My take: When you drive, do you watch out the windshield or lock your eyes on the rear-view mirror? Chasing recent performance is one of the habits of highly unsuccessful investors. If you have made money in bonds and lost money in equities (as most people have at this point), then you should be doing just the opposite of what you propose. In other words, you should buy low (stocks, now) and sell high (bonds, now). This is very difficult emotionally, and that’s one reason so many people get investing wrong.
Question: When do you think things will turn around?
My take: The short answer is that from what I know of the past, I think we are much closer to the bottom right now than we are to the top. The longer answer is that if I really knew the answer, I wouldn’t keep it a secret. What if I told you that I knew for sure the bottom would occur on a certain date, say March 31? Would you take me seriously and invest all your money based on that? Not likely. If in the summer of 2007 I had predicted the present predicament and told you to sell everything, would you have done so after several years of making easy profits? Not likely.
What I can tell you is that I believe the people who have and keep money in equities now will receive a very high premium for the risk they are taking. When will that be? See my “short answer” above.

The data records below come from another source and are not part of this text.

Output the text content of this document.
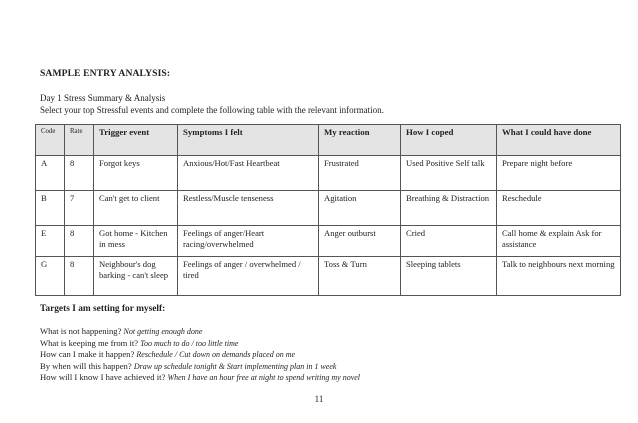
SAMPLE ENTRY ANALYSIS:
Day 1 Stress Summary & Analysis
Select your top Stressful events and complete the following table with the relevant information.
Code	Rate	Trigger event	Symptoms I felt	My reaction	How I coped	What I could have done
A	8	Forgot keys	Anxious/Hot/Fast Heartbeat	Frustrated	Used Positive Self talk	Prepare night before
B	7	Can't get to client	Restless/Muscle tenseness	Agitation	Breathing & Distraction	Reschedule
E	8	Got home - Kitchen in mess	Feelings of anger/Heart racing/overwhelmed	Anger outburst	Cried	Call home & explain Ask for assistance
G	8	Neighbour's dog barking - can't sleep	Feelings of anger / overwhelmed / tired	Toss & Turn	Sleeping tablets	Talk to neighbours next morning
Targets I am setting for myself:
What is not happening? Not getting enough done
What is keeping me from it? Too much to do / too little time
How can I make it happen? Reschedule / Cut down on demands placed on me
By when will this happen? Draw up schedule tonight & Start implementing plan in 1 week
How will I know I have achieved it? When I have an hour free at night to spend writing my novel
11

Question: Should I stop taking income from my portfolio so I won’t run out of money?
My take: You need to have a very frank conversation with your advisor based on your own circumstances. The laws of mathematics have not been repealed, and you need to match your withdrawal rate and your life expectancy with an asset allocation that will give you a piece of the action along with peace of mind. This is always a balancing act, and it’s important to do it carefully. Professional help is highly recommended.
I’ve briefly covered a lot of territory here, and every topic is worthy of more discussion. But unfortunately in today’s climate of fear, the questions and arguments can go on forever without any knowledge-based conclusion.
So I would like to wrap up this article by quoting Samuel S. Stewart, chairman and chief investment officer of the Wasatch Advisors and president of Wasatch Funds. In a letter to shareholders early in March 2009, Stewart wrote: “Unfortunately, our immediate gratification culture seeks immediate solutions with immediate improvements, and when they don’t come, panic and fear win the day. It is times like these when perhaps we see the downside of our round-the-clock news cycle and constant communications. Our societal response to this crisis needs to be patience and creativity, not entitlement and fear.”